The strength of our study lies in the comprehensive longitudinal data from national registers. For example, we were able to trace purchased antibiotics as outpatients rather than just prescribed. In addition, we studied several ADs in a mutual setting, using rather homogenous Fin-HIT cohort with small variations in socioeconomic status as the source of study population. The control population was matched with details based on age (with only up to 4 days of age difference), sex, residential area, gestational age, and delivery method to limit the number of potential confounding factors. Therefore, our study setting made it possible to examine the association between childhood antibiotic exposures and onsets of the four pediatric ADs together, and to reliably compare one disease to another in this subject.

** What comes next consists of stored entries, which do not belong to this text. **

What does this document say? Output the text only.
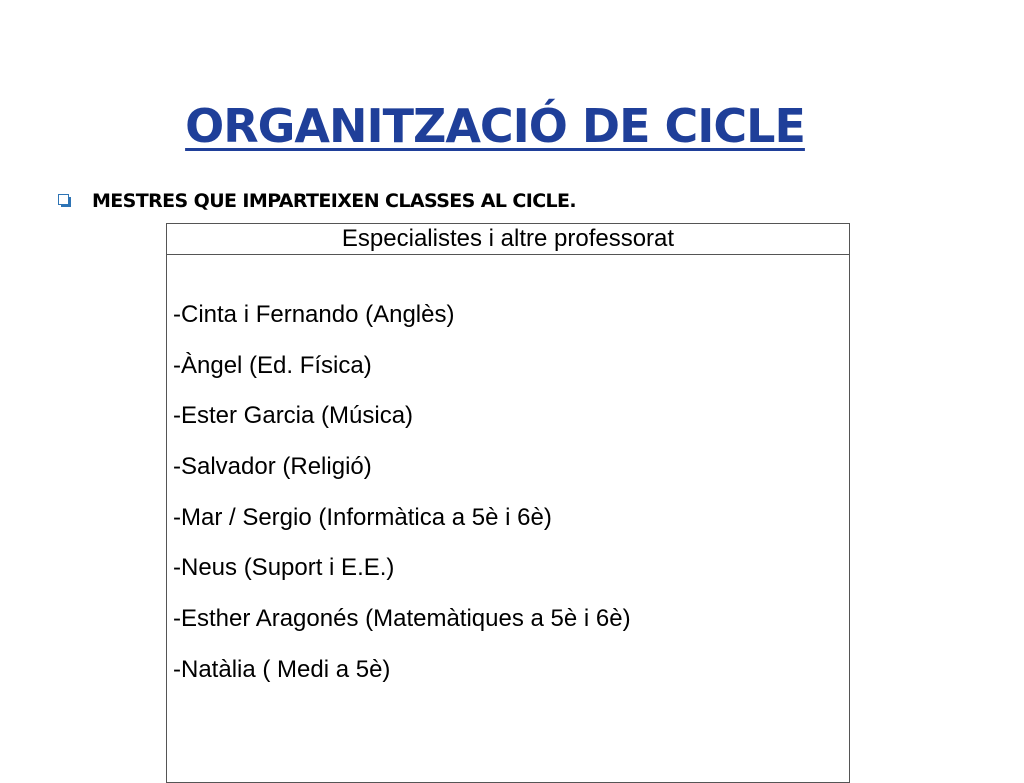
ORGANITZACIÓ DE CICLE
MESTRES QUE IMPARTEIXEN CLASSES AL CICLE.
Especialistes i altre professorat
-Cinta i Fernando (Anglès)
-Àngel (Ed. Física)
-Ester Garcia (Música)
-Salvador (Religió)
-Mar / Sergio (Informàtica a 5è i 6è)
-Neus (Suport i E.E.)
-Esther Aragonés (Matemàtiques a 5è i 6è)
-Natàlia ( Medi a 5è)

As for limitations, we lack the information on the children’s genetic susceptibility to infections or to ADs. We also did not know why the antibiotics were purchased – for treating infections (and if so, for what kind of infection) or for prophylactic purposes – and on whether secondary antibiotic courses for the same infection were needed. In addition, we had no access on the length of purchased antibiotic courses nor on the antibiotics given during inpatient care. Yet, antibiotic treatments during hospitalization are often continued orally after discharge, and our data cover these post-discharge antibiotic purchases.